Final temperature: 14.0 C – a warm, ice-free world. Start just a few degrees colder, or dim the Sun a percent or two, and the planet can tip irreversibly into the frozen basin: once ice covers everything, it reflects so much sunlight that even today's Sun struggles to melt it back. Two stable worlds, one tipping point between them.

Tipping points and hysteresis

The deepest lesson here is hysteresis: the path in differs from the path out. Slowly dim the Sun and the warm Earth cools gently — until, at a threshold, it jumps to the Snowball state. Brighten the Sun back to where it started and the Earth stays frozen; you have to push it far past the original brightness before it jumps back to warm. The system remembers its history.
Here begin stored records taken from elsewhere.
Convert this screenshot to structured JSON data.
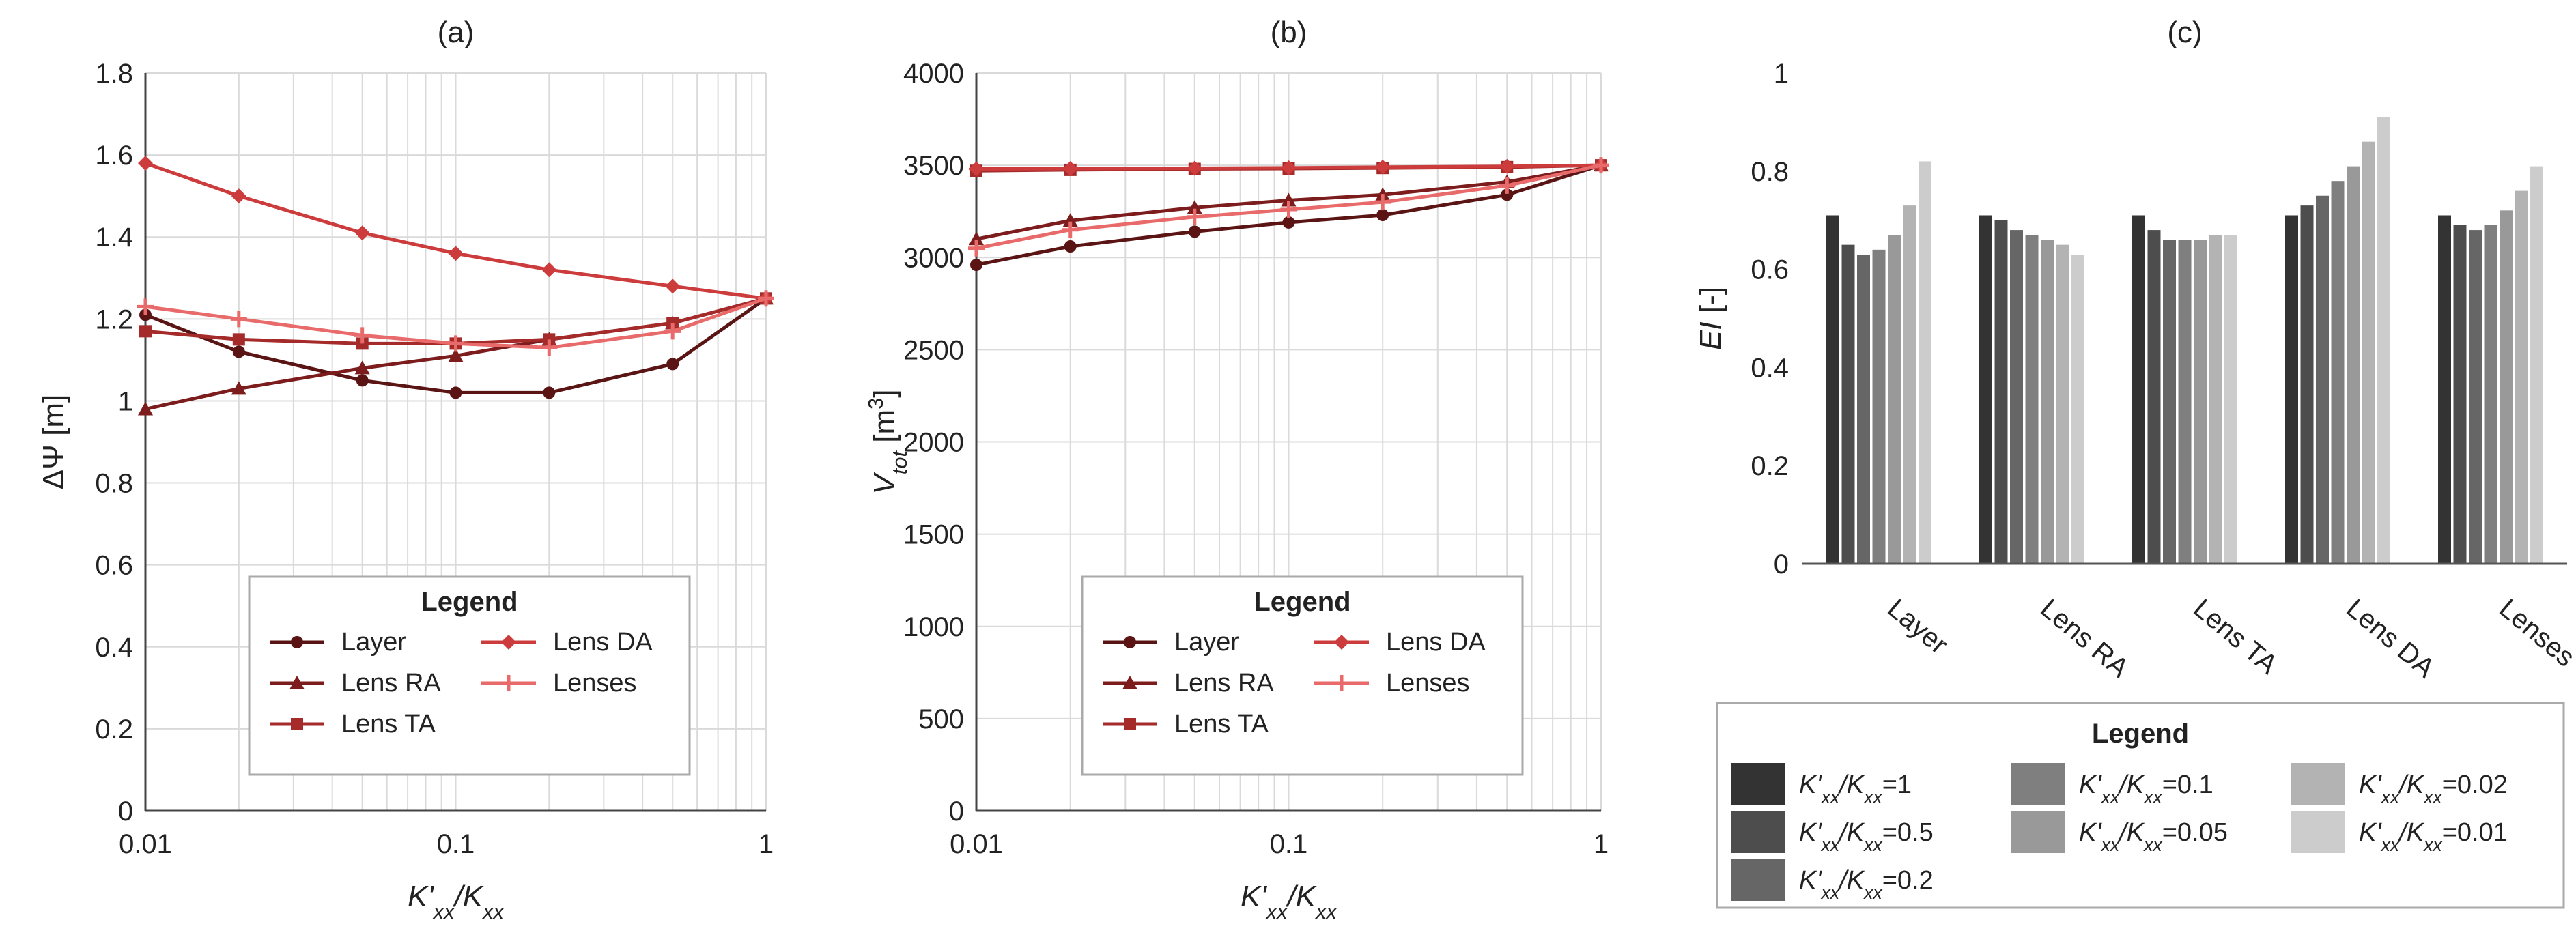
{
  "chart_data": [
    {
      "type": "line",
      "title": "(a)",
      "xscale": "log",
      "xlim": [
        0.01,
        1
      ],
      "x_ticks": [
        "0.01",
        "0.1",
        "1"
      ],
      "ylim": [
        0,
        1.8
      ],
      "y_ticks": [
        "0",
        "0.2",
        "0.4",
        "0.6",
        "0.8",
        "1",
        "1.2",
        "1.4",
        "1.6",
        "1.8"
      ],
      "ylabel": "ΔΨ [m]",
      "xlabel": {
        "base": "K'",
        "sub": "xx",
        "mid": "/K",
        "sub2": "xx"
      },
      "x": [
        0.01,
        0.02,
        0.05,
        0.1,
        0.2,
        0.5,
        1
      ],
      "series": [
        {
          "name": "Layer",
          "color": "#5a1414",
          "marker": "circle",
          "values": [
            1.21,
            1.12,
            1.05,
            1.02,
            1.02,
            1.09,
            1.25
          ]
        },
        {
          "name": "Lens RA",
          "color": "#7d1c1c",
          "marker": "triangle",
          "values": [
            0.98,
            1.03,
            1.08,
            1.11,
            1.15,
            1.19,
            1.25
          ]
        },
        {
          "name": "Lens TA",
          "color": "#a52a2a",
          "marker": "square",
          "values": [
            1.17,
            1.15,
            1.14,
            1.14,
            1.15,
            1.19,
            1.25
          ]
        },
        {
          "name": "Lens DA",
          "color": "#cd3c3c",
          "marker": "diamond",
          "values": [
            1.58,
            1.5,
            1.41,
            1.36,
            1.32,
            1.28,
            1.25
          ]
        },
        {
          "name": "Lenses",
          "color": "#e86a6a",
          "marker": "plus",
          "values": [
            1.23,
            1.2,
            1.16,
            1.14,
            1.13,
            1.17,
            1.25
          ]
        }
      ],
      "legend": {
        "title": "Legend",
        "placement": "bottom-center"
      }
    },
    {
      "type": "line",
      "title": "(b)",
      "xscale": "log",
      "xlim": [
        0.01,
        1
      ],
      "x_ticks": [
        "0.01",
        "0.1",
        "1"
      ],
      "ylim": [
        0,
        4000
      ],
      "y_ticks": [
        "0",
        "500",
        "1000",
        "1500",
        "2000",
        "2500",
        "3000",
        "3500",
        "4000"
      ],
      "ylabel": {
        "italic": "V",
        "sub": "tot",
        "rest": " [m",
        "sup": "3",
        "end": "]"
      },
      "xlabel": {
        "base": "K'",
        "sub": "xx",
        "mid": "/K",
        "sub2": "xx"
      },
      "x": [
        0.01,
        0.02,
        0.05,
        0.1,
        0.2,
        0.5,
        1
      ],
      "series": [
        {
          "name": "Layer",
          "color": "#5a1414",
          "marker": "circle",
          "values": [
            2960,
            3060,
            3140,
            3190,
            3230,
            3340,
            3500
          ]
        },
        {
          "name": "Lens RA",
          "color": "#7d1c1c",
          "marker": "triangle",
          "values": [
            3100,
            3200,
            3270,
            3310,
            3340,
            3410,
            3500
          ]
        },
        {
          "name": "Lens TA",
          "color": "#a52a2a",
          "marker": "square",
          "values": [
            3470,
            3475,
            3480,
            3482,
            3485,
            3490,
            3500
          ]
        },
        {
          "name": "Lens DA",
          "color": "#cd3c3c",
          "marker": "diamond",
          "values": [
            3480,
            3482,
            3484,
            3486,
            3490,
            3494,
            3500
          ]
        },
        {
          "name": "Lenses",
          "color": "#e86a6a",
          "marker": "plus",
          "values": [
            3050,
            3150,
            3220,
            3260,
            3300,
            3390,
            3500
          ]
        }
      ],
      "legend": {
        "title": "Legend",
        "placement": "bottom-center"
      }
    },
    {
      "type": "bar",
      "title": "(c)",
      "ylim": [
        0,
        1
      ],
      "y_ticks": [
        "0",
        "0.2",
        "0.4",
        "0.6",
        "0.8",
        "1"
      ],
      "ylabel": {
        "italic": "EI",
        "rest": " [-]"
      },
      "categories": [
        "Layer",
        "Lens RA",
        "Lens TA",
        "Lens DA",
        "Lenses"
      ],
      "series": [
        {
          "name": "K'xx/Kxx=1",
          "ratio": "1",
          "color": "#333333",
          "values": [
            0.71,
            0.71,
            0.71,
            0.71,
            0.71
          ]
        },
        {
          "name": "K'xx/Kxx=0.5",
          "ratio": "0.5",
          "color": "#4d4d4d",
          "values": [
            0.65,
            0.7,
            0.68,
            0.73,
            0.69
          ]
        },
        {
          "name": "K'xx/Kxx=0.2",
          "ratio": "0.2",
          "color": "#666666",
          "values": [
            0.63,
            0.68,
            0.66,
            0.75,
            0.68
          ]
        },
        {
          "name": "K'xx/Kxx=0.1",
          "ratio": "0.1",
          "color": "#7f7f7f",
          "values": [
            0.64,
            0.67,
            0.66,
            0.78,
            0.69
          ]
        },
        {
          "name": "K'xx/Kxx=0.05",
          "ratio": "0.05",
          "color": "#999999",
          "values": [
            0.67,
            0.66,
            0.66,
            0.81,
            0.72
          ]
        },
        {
          "name": "K'xx/Kxx=0.02",
          "ratio": "0.02",
          "color": "#b3b3b3",
          "values": [
            0.73,
            0.65,
            0.67,
            0.86,
            0.76
          ]
        },
        {
          "name": "K'xx/Kxx=0.01",
          "ratio": "0.01",
          "color": "#cccccc",
          "values": [
            0.82,
            0.63,
            0.67,
            0.91,
            0.81
          ]
        }
      ],
      "legend": {
        "title": "Legend",
        "placement": "bottom"
      }
    }
  ]
}
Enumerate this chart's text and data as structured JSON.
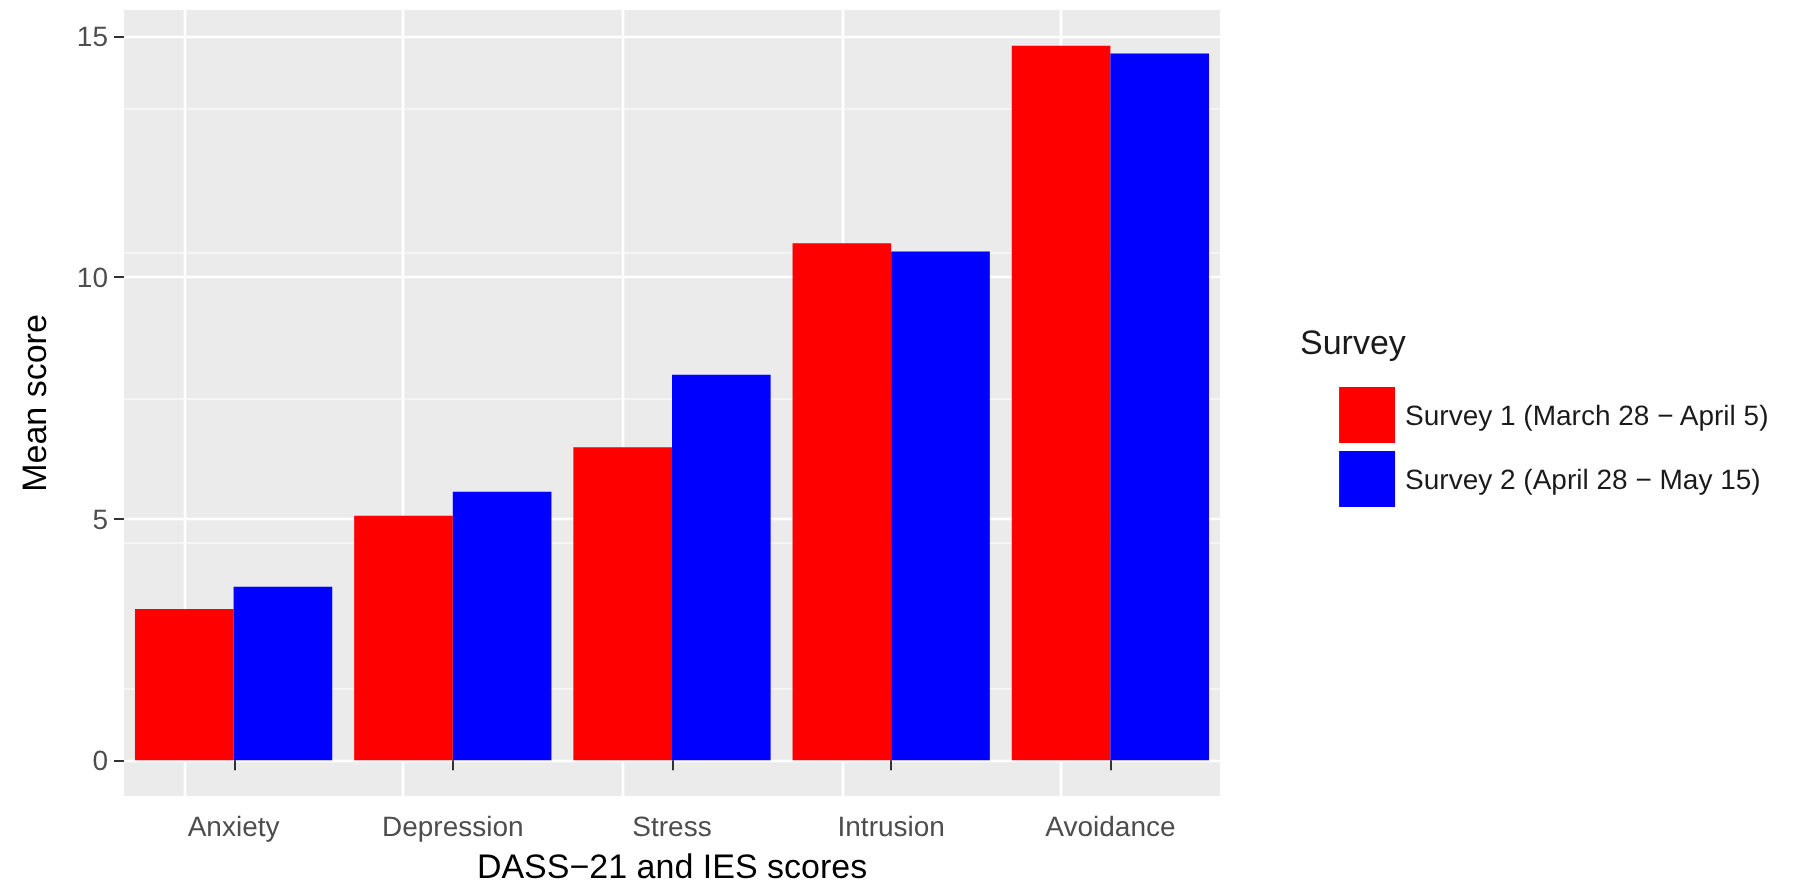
{
  "chart_data": {
    "type": "bar",
    "xlabel": "DASS−21 and IES scores",
    "ylabel": "Mean score",
    "legend_title": "Survey",
    "categories": [
      "Anxiety",
      "Depression",
      "Stress",
      "Intrusion",
      "Avoidance"
    ],
    "series": [
      {
        "name": "Survey 1 (March 28 − April 5)",
        "color": "#ff0000",
        "values": [
          3.13,
          5.06,
          6.48,
          10.7,
          14.79
        ]
      },
      {
        "name": "Survey 2 (April 28 − May 15)",
        "color": "#0000ff",
        "values": [
          3.59,
          5.56,
          7.98,
          10.53,
          14.63
        ]
      }
    ],
    "ylim": [
      -0.74,
      15.53
    ],
    "yticks": [
      0,
      5,
      10,
      15
    ],
    "grid": true,
    "legend": "right"
  }
}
This is the defining feature of climate tipping points — ice sheets, the Atlantic circulation, the Amazon — and why they are so dangerous: crossing one is easy and reversing it is not. A simple feedback in a one-line model already shows the whole behaviour.

Appendix

The Energy Balance Model from the earlier lessons, extended with a temperature-dependent albedo, stepped one year at a time and drawn with WasmMakie — all in-browser WebAssembly. The two stable states and the tipping behaviour are exactly those in the MIT Snowball-Earth notebook.